Although I spent the first five years of my career in eCommerce, the skills I picked up were very transferable for my first games industry role at Mediatonic. These included agile methodology, data analysis, task prioritization and people management.
There are also unique skills to be learnt within other industries that are harder to pick up while working on games. These make you both valuable and inimitable to prospective games companies.
What are your thoughts on the industry in the last 12 months?
It's hard to talk about the last 12 months without a reference to PUBG, Fortnite and the battle royale genre and rightly so. Those titles have won the hearts of scores of new gamers and further legitimized mobile as a true gaming platform.
It wasn’t long ago that everyone was saying "an FPS will never work on mobile" and now one is right at the top of the mobile grossing charts.
All-in-all it's been a vintage year for gaming with some generation-defining titles released for most platforms. However, it’s also been clear during this period that our beloved industry does need to get its house in order on several topics including crunch and inclusivity.
What major trends do you predict in the next 12 months?
With some of the latest mobile devices being as powerful as current generation consoles, I expect to see an increasing number of ports and reworks of games traditionally only seen on PC and console.
We've already seen with the announcement of Diablo Immortal, that when these two audiences come together, there is often controversy and I expect to see more of this in the next 12 months.
It may not be pretty, but I do feel it's necessary for these communities to work through their differences before mobile can truly be considered a legitimate gaming platform by all gamers.

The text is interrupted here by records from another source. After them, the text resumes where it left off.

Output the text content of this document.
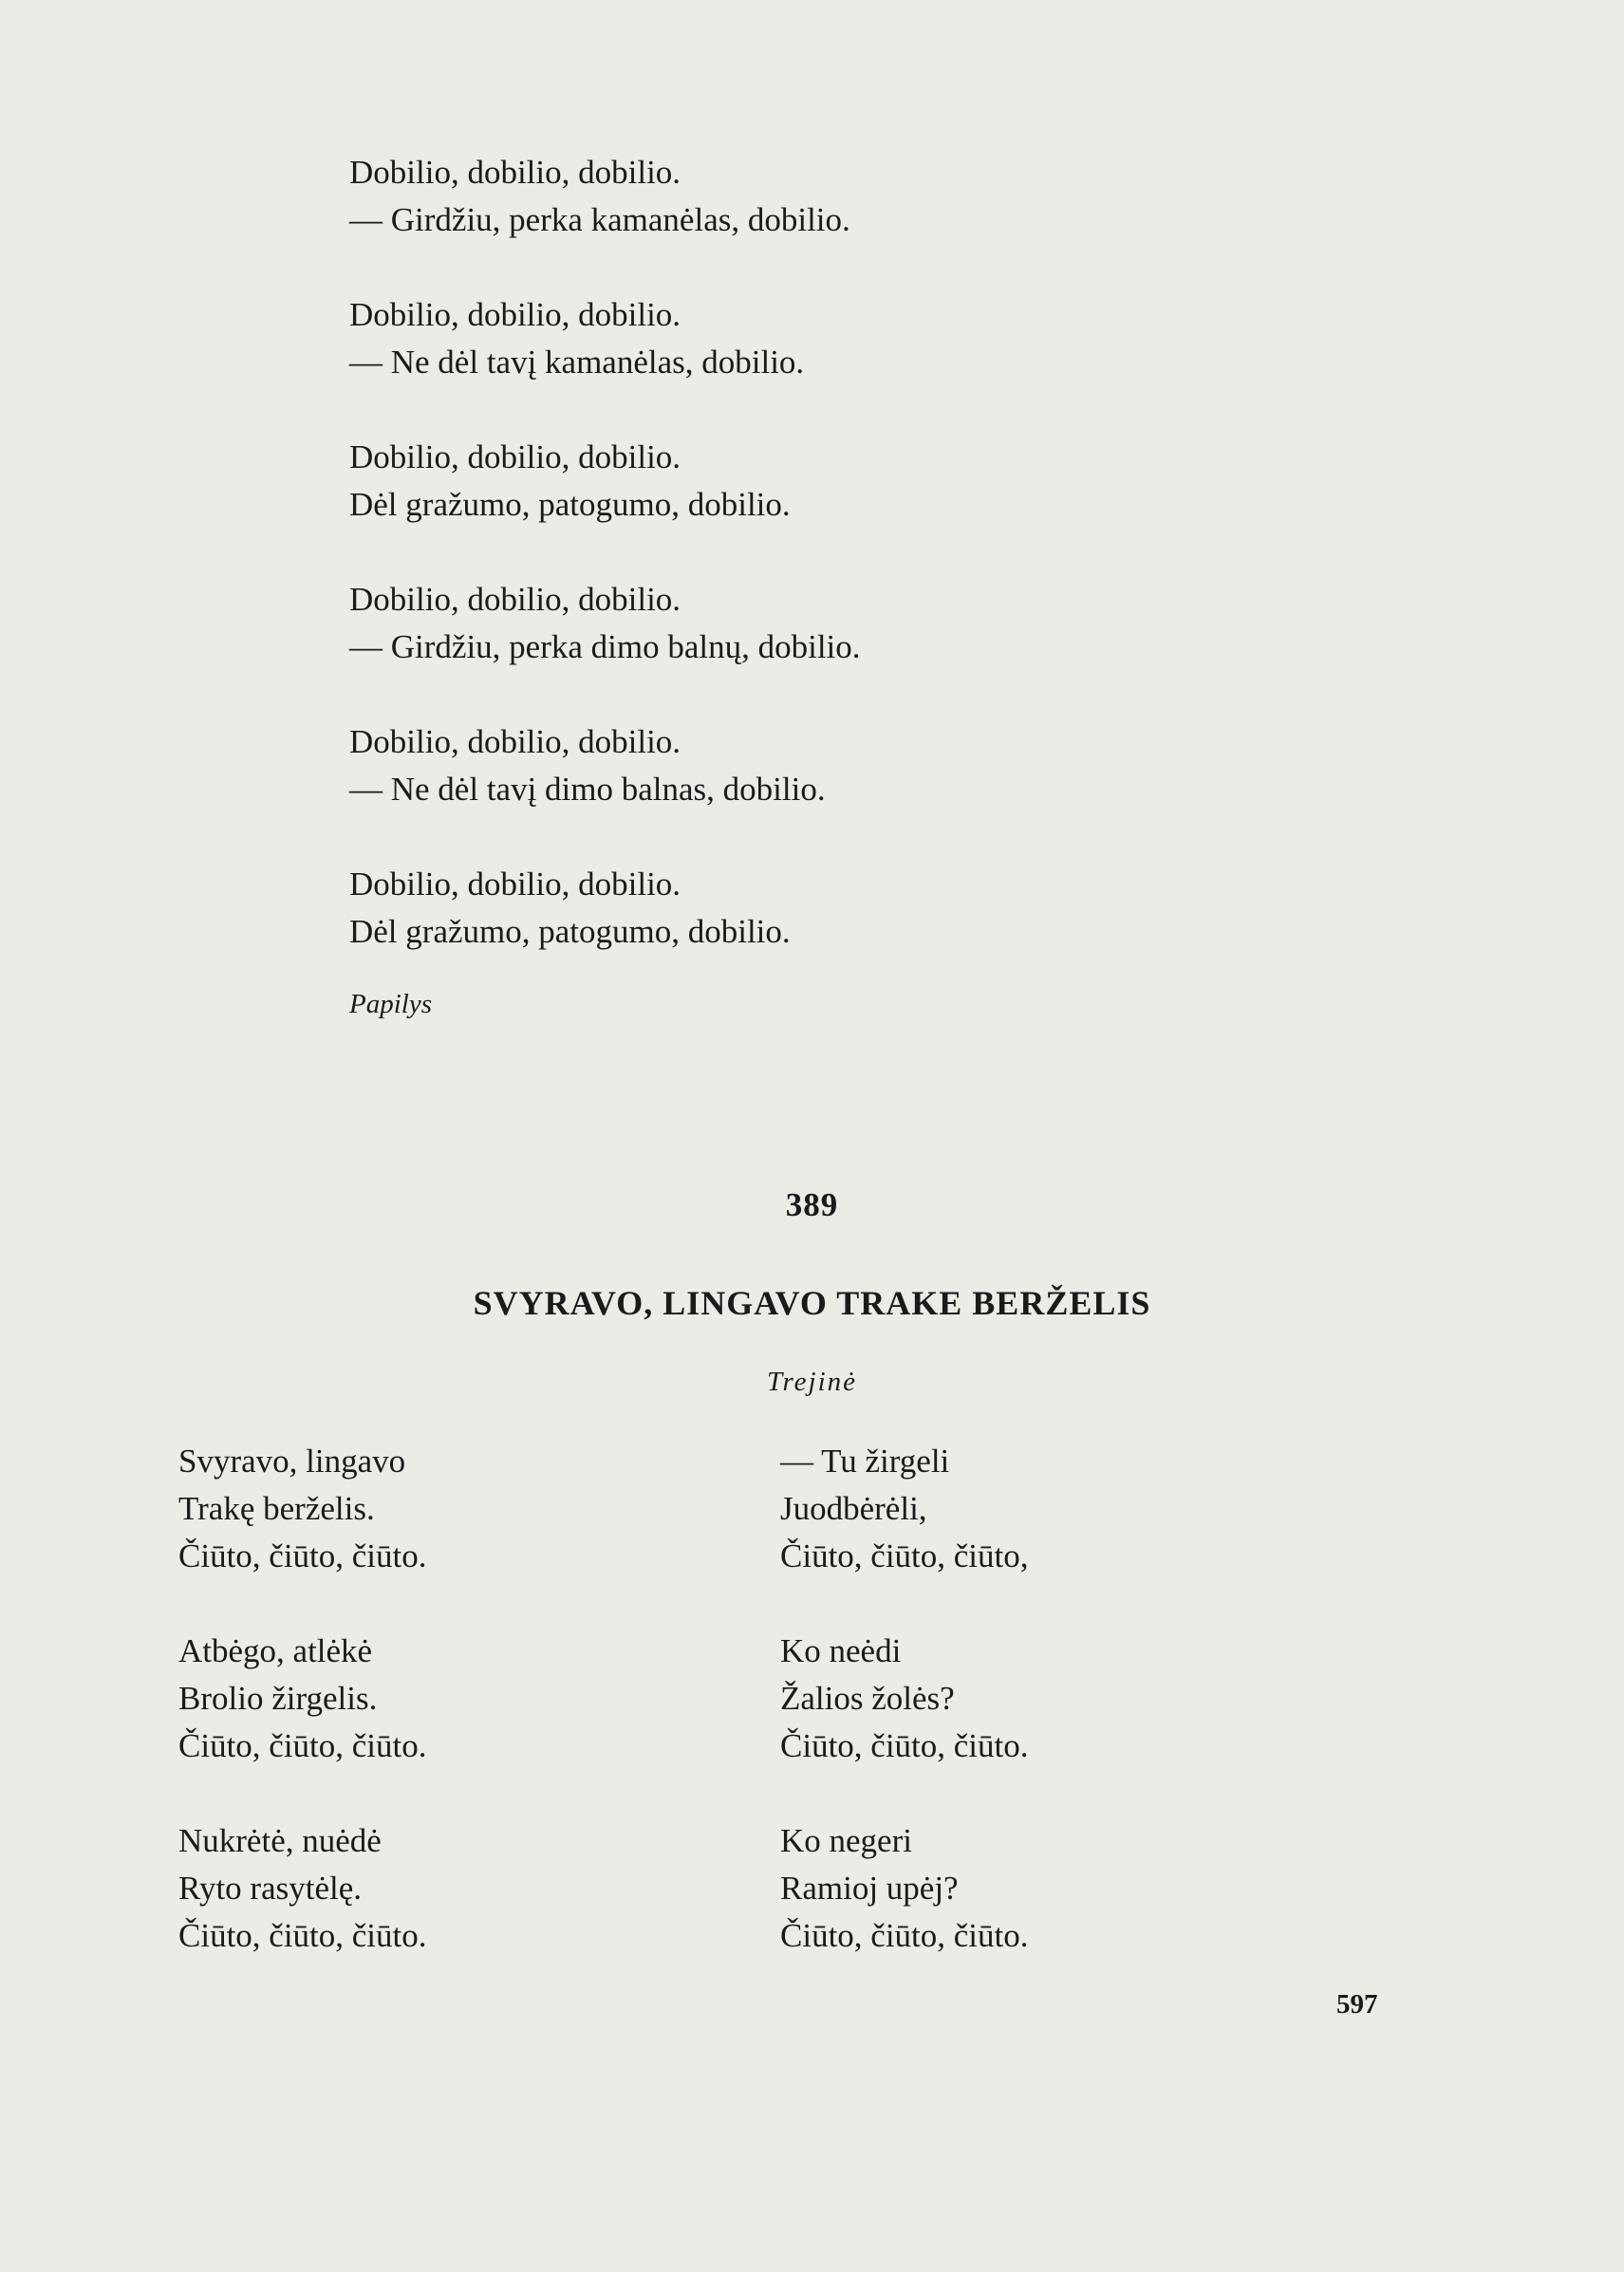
Dobilio, dobilio, dobilio.
— Girdžiu, perka kamanėlas, dobilio.
Dobilio, dobilio, dobilio.
— Ne dėl tavį kamanėlas, dobilio.
Dobilio, dobilio, dobilio.
Dėl gražumo, patogumo, dobilio.
Dobilio, dobilio, dobilio.
— Girdžiu, perka dimo balnų, dobilio.
Dobilio, dobilio, dobilio.
— Ne dėl tavį dimo balnas, dobilio.
Dobilio, dobilio, dobilio.
Dėl gražumo, patogumo, dobilio.
Papilys
389
SVYRAVO, LINGAVO TRAKE BERŽELIS
Trejinė
Svyravo, lingavo
Trakę berželis.
Čiūto, čiūto, čiūto.
Atbėgo, atlėkė
Brolio žirgelis.
Čiūto, čiūto, čiūto.
Nukrėtė, nuėdė
Ryto rasytėlę.
Čiūto, čiūto, čiūto.
— Tu žirgeli
Juodbėrėli,
Čiūto, čiūto, čiūto,
Ko neėdi
Žalios žolės?
Čiūto, čiūto, čiūto.
Ko negeri
Ramioj upėj?
Čiūto, čiūto, čiūto.
597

As a developer based in London, Brexit is also a topic that will dictate how the next 12 months pan out. As things currently stand, I'm still holding out hope for a People's Vote and a way to reverse the decision as all indicators point to Brexit being a dire threat to the UK’s interactive entertainment industry.
How has the games industry changed since you first started?
In some ways, it hasn't changed at all. We're still seeing developers release sequels for our most cherished IPs on a conventional timetable and the way that games are made is still broadly the same.
In other ways, it's all change. The fidelity of graphics, complexity of gameplay and business model for mobile titles mean titles are almost unrecognizable compared to the Angry Birds days. There are also more developers than ever being able to make games thanks to the accessibility that engines like Unity and Unreal provide.
For the first time, it feels that we're on the cusp of an era where the different platforms feel like windows into shared game worlds rather than being one-stop destinations for specific experiences.
Which part of the Connects event are you most looking forward to and why?
I'm particularly excited for the new Live Ops Landscape track as I've always felt it's an underserved topic considering that's where the engagement with the audience takes place.
Most of my career has been focused on running live games and I'm interested in hearing and sharing some of the war stories with my industry peers.